Certaines questions peuvent être résolues rapidement, tandis que d'autres nécessitent des réformes systémiques, parfois même pas des changements juridiques, mais plutôt des changements de mentalité.
Si nous devions classer les plaintes, les plus courantes au début concernaient les transferts, c'est-à-dire le non-respect du droit d'être transféré d'une unité à l'autre. Il y avait également des plaintes concernant le refus de soins médicaux ou d'orientation vers des commissions médicales militaires. Beaucoup provenaient de familles de soldats tombés au combat, portés disparus ou prisonniers de guerre.
Au cours des premiers mois, nous avons pu résoudre les problèmes les plus urgents liés aux transferts. Avec l'aide du Bureau central pour la protection des droits des militaires du ministère de la Défense, nous avons identifié et traité les unités les plus fautives, expliqué aux commandants la nécessité de suivre les ordres de l'état-major général et, dans certains cas, des commandants de rang supérieur sont intervenus directement. Le problème n'a pas disparu, mais il n'est plus critique. La plateforme numérique Army+ a également facilité les transferts entre unités.
Olha Reshetylova présente les objectifs de son rôle de médiatrice militaire
Le défi consiste désormais à coordonner les transferts entre les différentes agences du secteur de la sécurité, par exemple entre les forces armées, la garde nationale ou les services frontaliers. Des travaux sont en cours pour intégrer Army+ dans les structures du ministère de l'Intérieur.
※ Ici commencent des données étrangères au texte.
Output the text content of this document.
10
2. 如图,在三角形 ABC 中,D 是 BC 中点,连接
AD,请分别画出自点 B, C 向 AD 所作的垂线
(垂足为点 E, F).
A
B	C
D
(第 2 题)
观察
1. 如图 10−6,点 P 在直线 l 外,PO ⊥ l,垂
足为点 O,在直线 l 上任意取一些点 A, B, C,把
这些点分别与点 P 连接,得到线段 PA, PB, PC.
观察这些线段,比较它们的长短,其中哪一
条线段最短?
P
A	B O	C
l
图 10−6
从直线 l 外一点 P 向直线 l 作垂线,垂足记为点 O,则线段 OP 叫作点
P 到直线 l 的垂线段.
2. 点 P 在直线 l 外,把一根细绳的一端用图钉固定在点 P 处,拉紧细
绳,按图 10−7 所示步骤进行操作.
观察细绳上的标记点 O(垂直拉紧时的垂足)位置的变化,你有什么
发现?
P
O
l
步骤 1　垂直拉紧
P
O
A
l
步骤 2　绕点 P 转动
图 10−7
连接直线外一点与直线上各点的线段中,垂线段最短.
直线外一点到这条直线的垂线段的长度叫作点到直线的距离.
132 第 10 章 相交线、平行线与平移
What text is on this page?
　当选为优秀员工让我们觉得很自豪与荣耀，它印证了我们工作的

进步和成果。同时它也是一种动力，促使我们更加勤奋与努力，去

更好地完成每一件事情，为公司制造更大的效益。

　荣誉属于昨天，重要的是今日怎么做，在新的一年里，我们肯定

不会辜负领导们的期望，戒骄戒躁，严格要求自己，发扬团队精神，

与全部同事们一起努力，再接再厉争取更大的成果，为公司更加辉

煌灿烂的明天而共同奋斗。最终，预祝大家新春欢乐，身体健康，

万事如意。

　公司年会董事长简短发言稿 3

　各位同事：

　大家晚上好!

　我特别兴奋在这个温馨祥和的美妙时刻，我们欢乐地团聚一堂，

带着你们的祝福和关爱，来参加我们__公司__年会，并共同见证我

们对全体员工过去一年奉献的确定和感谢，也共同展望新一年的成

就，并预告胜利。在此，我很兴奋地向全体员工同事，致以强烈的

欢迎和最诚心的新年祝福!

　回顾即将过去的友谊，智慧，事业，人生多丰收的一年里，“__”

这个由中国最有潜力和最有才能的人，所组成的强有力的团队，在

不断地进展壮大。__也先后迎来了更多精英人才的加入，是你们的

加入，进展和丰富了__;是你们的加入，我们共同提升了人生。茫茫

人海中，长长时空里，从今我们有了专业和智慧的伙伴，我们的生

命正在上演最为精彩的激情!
L'Ukraine est en guerre avec la Russie depuis plus de dix ans, mais cette institution n'existait pas jusqu'à présent.Il n'y avait qu'un numéro d'urgence sur le site web du ministère de la Défense. J'ai parlé à des soldats qui m'ont dit que leurs commandants leur réclamaient 20 % de leur salaire. Mais ils ne faisaient pas confiance à la ligne d'urgence. « Nous ne pouvons pas donner notre nom », m'ont-ils dit. « Nous pourrions donner le nom de notre commandant, mais il ne lui arriverait rien et nous serions punis. »Avez-vous entendu des choses de ce genre ?
Absolument. Ces cas existent. Et peut-être que dans certains cas, la ligne d'assistance a fonctionné comme elle le devait. Mais il existe déjà une méfiance générale parmi les militaires à l'égard des institutions militaires.
C'est exactement pour cette raison que nous avons besoin d'un médiateur militaire. D'autres structures ne fonctionneraient pas, car il faut comprendre la psychologie des personnes en uniforme : elles évoluent dans des hiérarchies strictes. Elles savent que si leur commandant apprend qu'elles ont déposé une plainte, elles pourraient subir des conséquences.
C'est pourquoi mon bureau permet de déposer des plaintes confidentielles. Je demande toujours aux militaires de demander explicitement la confidentialité s'ils craignent des représailles. Nous ne contactons pas directement les commandants et ne divulguons pas l'identité des plaignants sans leur consentement. Notre objectif est de protéger ceux qui signalent des abus.
Dans la plupart des cas, nous ne nous contentons pas de transmettre les plaintes. Nous assurons souvent un suivi auprès du militaire et vérifions les faits. Un exemple : un soldat a déposé une plainte affirmant qu'il subissait des pressions. Le lendemain, il nous a répondu par écrit qu'il souhaitait retirer sa plainte car le problème avait été « résolu ». Nous n'y avons pas cru. Nous l'avons appelé. « Êtes-vous sûr ? Quelqu'un a-t-il découvert que vous aviez signalé les faits ? » Il a insisté pour dire que tout allait bien. Mais nous avons vérifié, car nous savons comment les choses fonctionnent.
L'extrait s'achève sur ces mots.